Kest LogoKest
Get Started
Concepts/COMPLIANCE

Cryptographic Audit Trails

compliance
Ref: KST-audit_trails

In conventional architectures, application logs are typically forwarded to a centralized logging server (e.g., Elasticsearch, Splunk) as flat text or JSON objects. This model is fundamentally flawed from a security and compliance perspective.

If an attacker compromises a single application node, they can alter the node's local logs before forwarding, inject forged logs into the central system, or selectively drop logs covering their tracks. Because the logs are fungible (interchangeable and easily altered), auditors have no cryptographic guarantee that the logs accurately reflect reality.

The Immutable Record

Kest guarantees non-fungibility through the Merkle-linked execution lineage (the Passport) and JSON Web Signatures (JWS).

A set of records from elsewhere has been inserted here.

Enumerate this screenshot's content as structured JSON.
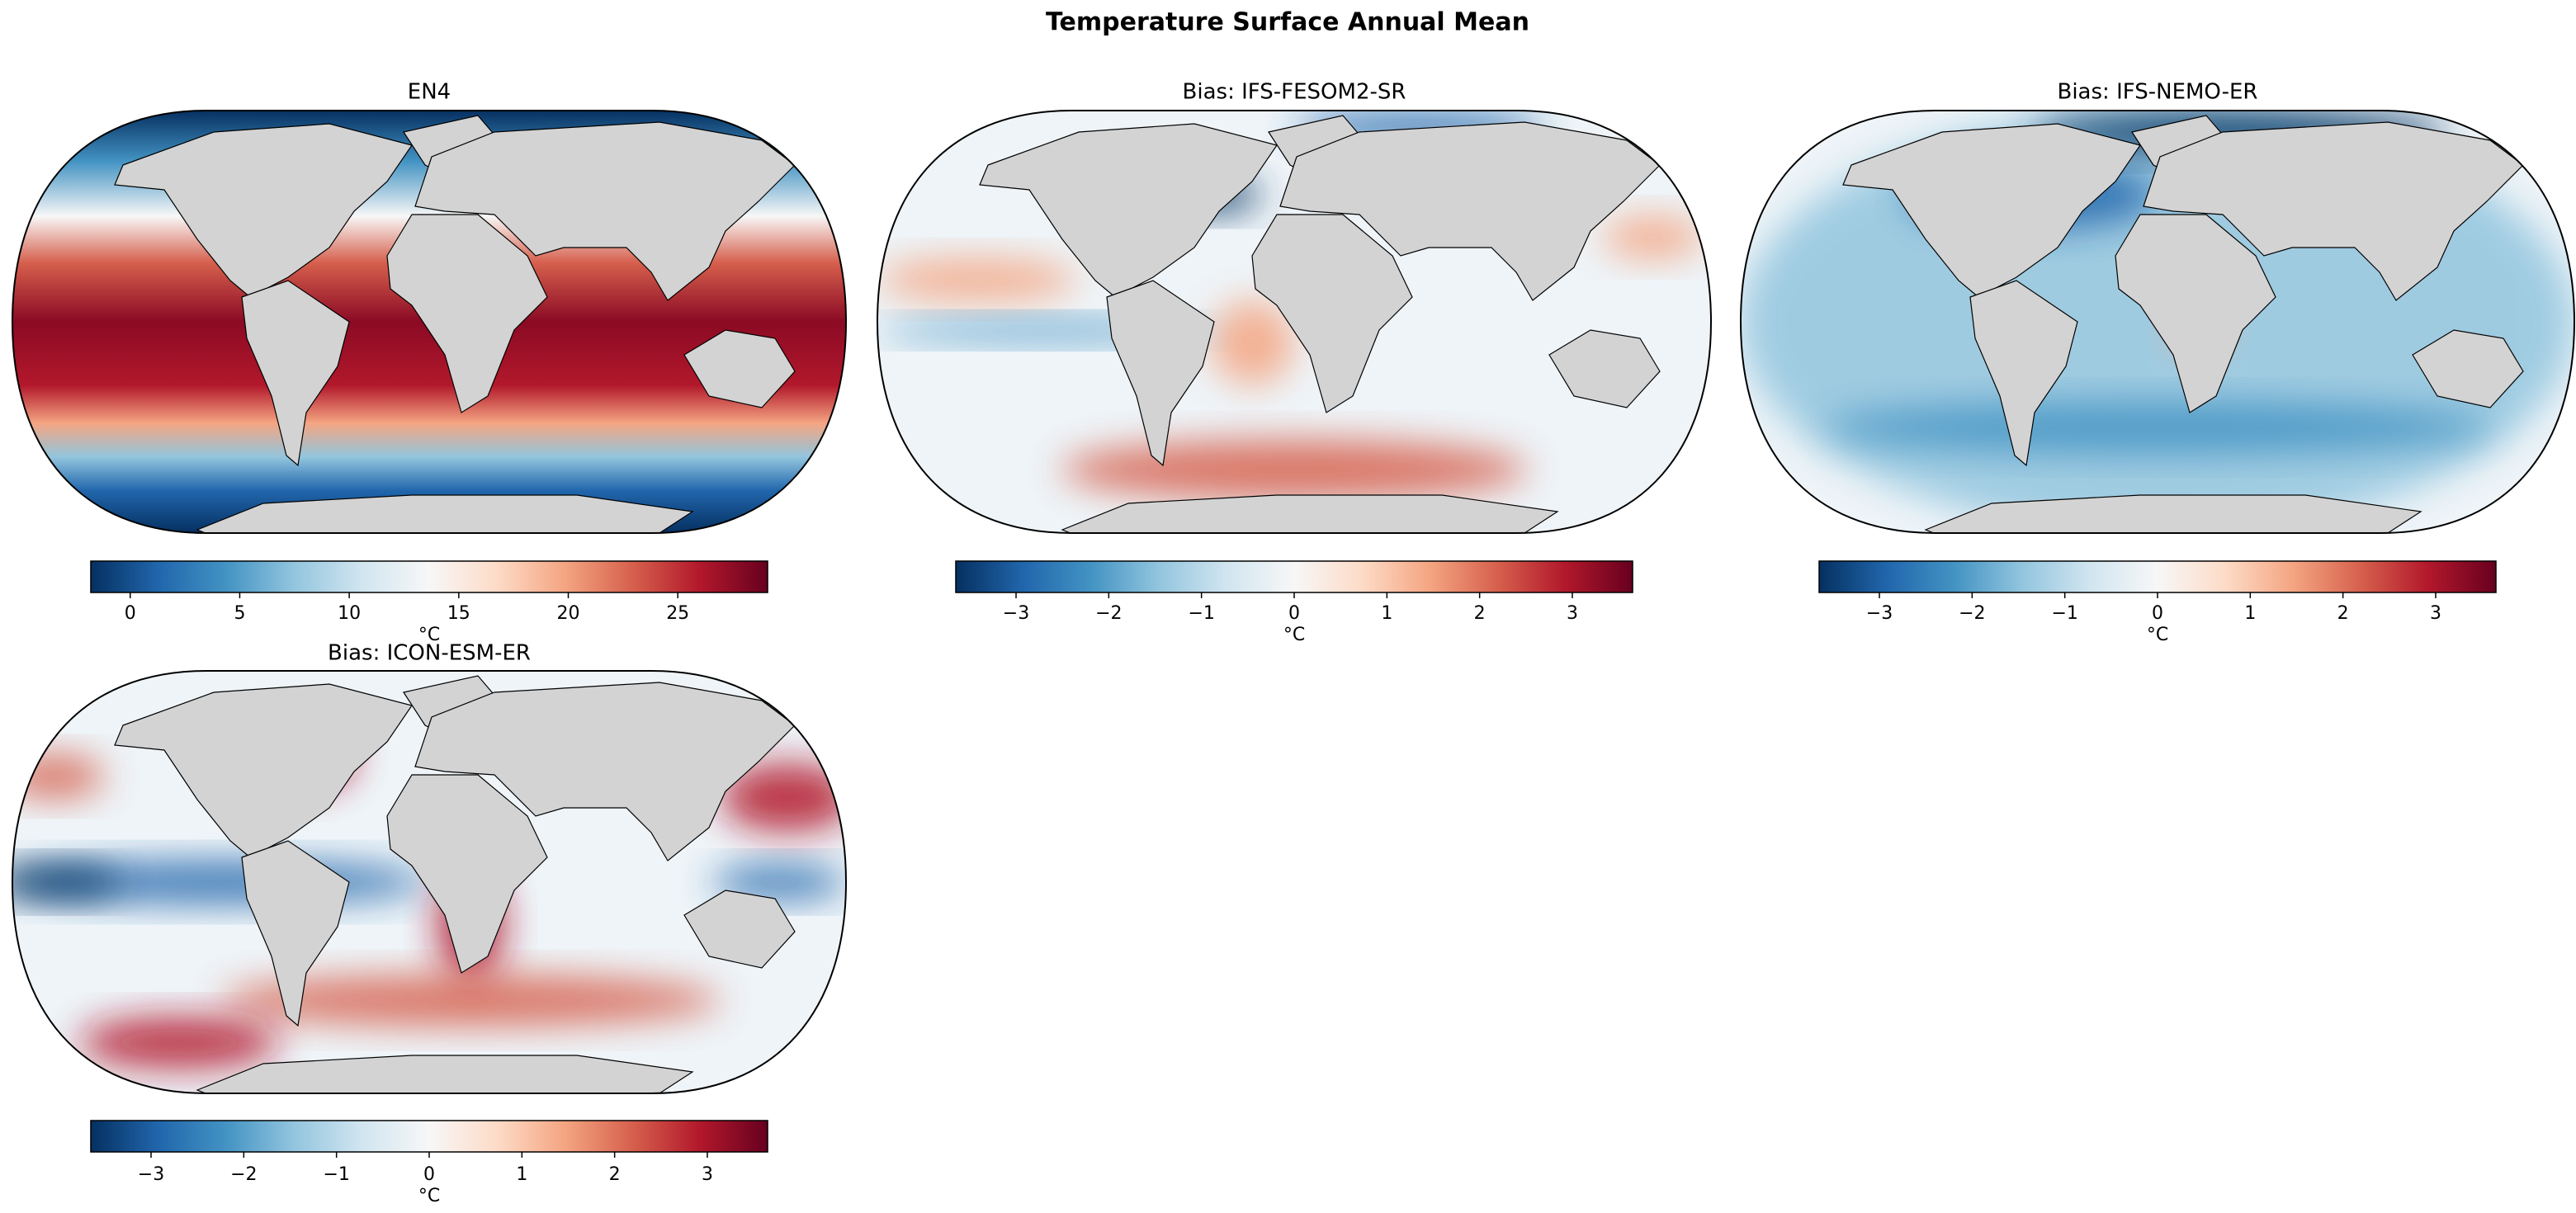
{
  "title": "Temperature Surface Annual Mean",
  "chart_data": [
    {
      "type": "map",
      "title": "EN4",
      "cmap": [
        "#053061",
        "#2166ac",
        "#4393c3",
        "#92c5de",
        "#d1e5f0",
        "#f7f7f7",
        "#fddbc7",
        "#f4a582",
        "#d6604d",
        "#b2182b",
        "#67001f"
      ],
      "clim": [
        -1.8,
        29.1
      ],
      "cticks": [
        0,
        5,
        10,
        15,
        20,
        25
      ],
      "cbar_label": "°C"
    },
    {
      "type": "map",
      "title": "Bias: IFS-FESOM2-SR",
      "cmap": [
        "#053061",
        "#2166ac",
        "#4393c3",
        "#92c5de",
        "#d1e5f0",
        "#f7f7f7",
        "#fddbc7",
        "#f4a582",
        "#d6604d",
        "#b2182b",
        "#67001f"
      ],
      "clim": [
        -3.65,
        3.65
      ],
      "cticks": [
        {
          "value": -3,
          "label": "−3"
        },
        {
          "value": -2,
          "label": "−2"
        },
        {
          "value": -1,
          "label": "−1"
        },
        0,
        1,
        2,
        3
      ],
      "cbar_label": "°C"
    },
    {
      "type": "map",
      "title": "Bias: IFS-NEMO-ER",
      "cmap": [
        "#053061",
        "#2166ac",
        "#4393c3",
        "#92c5de",
        "#d1e5f0",
        "#f7f7f7",
        "#fddbc7",
        "#f4a582",
        "#d6604d",
        "#b2182b",
        "#67001f"
      ],
      "clim": [
        -3.65,
        3.65
      ],
      "cticks": [
        {
          "value": -3,
          "label": "−3"
        },
        {
          "value": -2,
          "label": "−2"
        },
        {
          "value": -1,
          "label": "−1"
        },
        0,
        1,
        2,
        3
      ],
      "cbar_label": "°C"
    },
    {
      "type": "map",
      "title": "Bias: ICON-ESM-ER",
      "cmap": [
        "#053061",
        "#2166ac",
        "#4393c3",
        "#92c5de",
        "#d1e5f0",
        "#f7f7f7",
        "#fddbc7",
        "#f4a582",
        "#d6604d",
        "#b2182b",
        "#67001f"
      ],
      "clim": [
        -3.65,
        3.65
      ],
      "cticks": [
        {
          "value": -3,
          "label": "−3"
        },
        {
          "value": -2,
          "label": "−2"
        },
        {
          "value": -1,
          "label": "−1"
        },
        0,
        1,
        2,
        3
      ],
      "cbar_label": "°C"
    }
  ]
}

  1. Workload Identity: Kest nodes fetch short-lived X509 certificates and private keys from the local SPIRE agent.
  2. Cryptographic Signatures: When an application executes a @kest_verified function, Kest produces an entry containing the policy decision, the node ID, the parent node's signature hash, and a timestamp. Kest signs this payload with the node's private key.
  3. Hash Linking: Because every execution entry hashes the preceding entry's signature, changing any part of an entry breaks the hash for every subsequent entry in the chain.

Verification Guarantees

Instead of trusting the logging agent, auditors extract the kest.signature attributes from the OpenTelemetry span logs and run the PassportVerifier.

python
from kest.core import Passport, PassportVerifier
 
# Spans are collected directly from the OpenTelemetry datastore
# and provided to the Verifier.
 
passport = Passport(entries=[sig1, sig2, sig3])
 
# The `providers` argument represents the trusted public keys
# associated with the SPIFFE IDs. In a production environment,
# the Verifier fetches these directly from the SPIRE Trust Bundle.
PassportVerifier.verify(passport, providers=spire_trust_bundle)

The verifier confirms that:

  • The JWS is mathematically valid and signed by the private key belonging to the stated spiffe_id.
  • The kest.parent_hash inside the payload exactly matches the SHA-256 hash of the preceding JWS.

Proof of Execution

The non-fungible audit trail guarantees that the execution occurred exactly as recorded. A compromised node cannot forge a request from an upstream node because it does not possess the upstream node's private key. The cryptographic proof of execution simplifies post-breach forensics and ensures indisputable regulatory compliance.